Admittedly this is a literal interpretation of the agreement. Yet no satisfactory reason is advanced for not giving a literal interpretation to the agreement. Such a construction gives effect to what was apparently the chief motivating consideration of the agreement on the part of both the Savages to see that ample provision was made for the children.3

Accordingly, I believe that this interpretation is the only one in accordance with the express intention of the parties. The original will, which was incorporated in *831the agreement, bequeathed the law practice to the trust, not the sum of $42,000.4 The trust was placed in a position whereby if the law practice decreased in value, it would receive a lower sum. Similarly, if the practice increased in value, the trust for the children would benefit. Even assuming an attempt to amend the will in accordance with the other provisions of the agreement, Mrs. Savage was entitled to notice and the opportunity to argue before the superior court as to why such a change would not be equitable. Particularly where the amended will did not conform to the agreement there was a substantial breach of the contract; and, as indicated above, the damages for that breach should be measured by the provisions of the original will. Accordingly, I would affirm the judgment below.

. Section III.H. of the Separation, Property Settlement and Custody Agreement of October 10, 1969 stated:

Modification and Waiver. A modification or waiver of any provision of this agreement shall he effective only if made in writing and executed by the same formality as this agreement after this agreement is signed.

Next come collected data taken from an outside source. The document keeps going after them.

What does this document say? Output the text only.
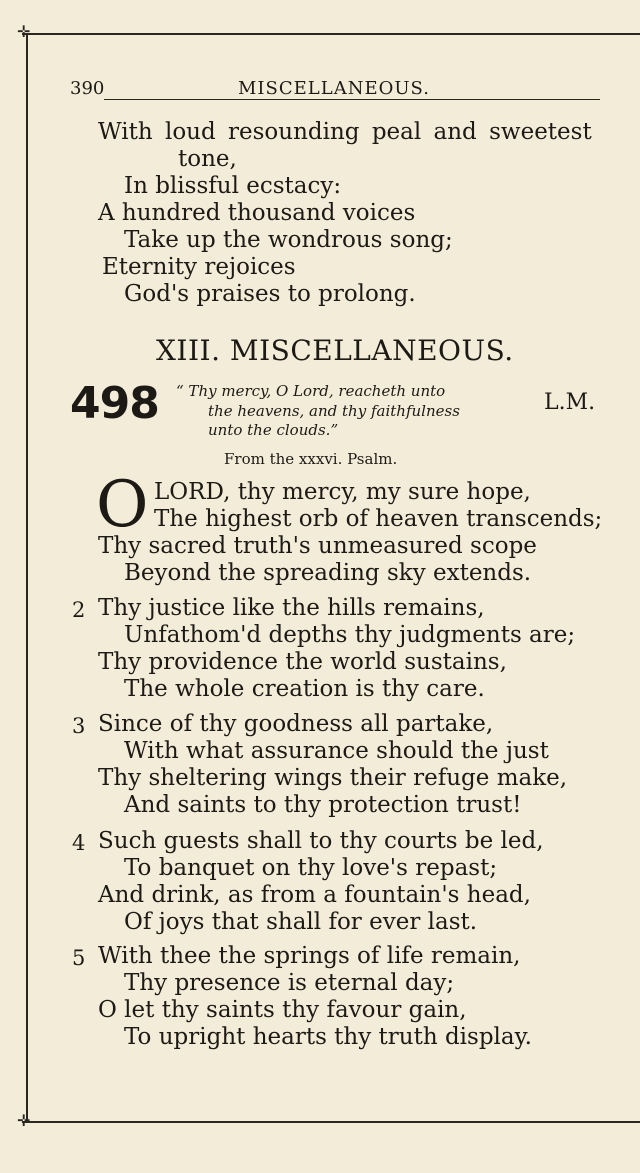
✛
✛
390	MISCELLANEOUS.
With loud resounding peal and sweetest
tone,
In blissful ecstacy:
A hundred thousand voices
Take up the wondrous song;
Eternity rejoices
God's praises to prolong.
XIII. MISCELLANEOUS.
498 “ Thy mercy, O Lord, reacheth unto
the heavens, and thy faithfulness
unto the clouds.”
L.M.
From the xxxvi. Psalm.
O LORD, thy mercy, my sure hope,
The highest orb of heaven transcends;
Thy sacred truth's unmeasured scope
Beyond the spreading sky extends.
2 Thy justice like the hills remains,
Unfathom'd depths thy judgments are;
Thy providence the world sustains,
The whole creation is thy care.
3 Since of thy goodness all partake,
With what assurance should the just
Thy sheltering wings their refuge make,
And saints to thy protection trust!
4 Such guests shall to thy courts be led,
To banquet on thy love's repast;
And drink, as from a fountain's head,
Of joys that shall for ever last.
5 With thee the springs of life remain,
Thy presence is eternal day;
O let thy saints thy favour gain,
To upright hearts thy truth display.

. Green v. Koslosky, 384 P.2d 951, 952 (Alaska 1963).

. Nor can I agree with the majority that the superior court “could not properly have denied Savage permission to amend his will so long as Savage made the agreed testamentary gifts.” First, Savage’s new will did not provide for the agreed testamentary gift of the law practice or its value to the trust. Even if the modified will had sought to make a change in accordance with the basic provisions of the agreement, not only would Emily have had the right to object, but also, in my opinion, the court would have been obligated to appoint a guardian ad litem for the children. Emily and such guardian could advance substantial arguments to the effect that the children should not be deprived of the value of the law practice previously provided for them in favor of a newly acquired wife. By referring to this consideration, I in no manner intend to reflect adversely on Mrs. McBain, who, as far as can be ascertained from the pleadings, was devoted to Mr. Savage during his life, and is devoted to the children.

. Although the majority states that Savage made no “election” of either alternative in the 1969 will, it is not clear why the execution of the will which concededly would have had the effect of devising the law practice to the trust for the children was not an “election”.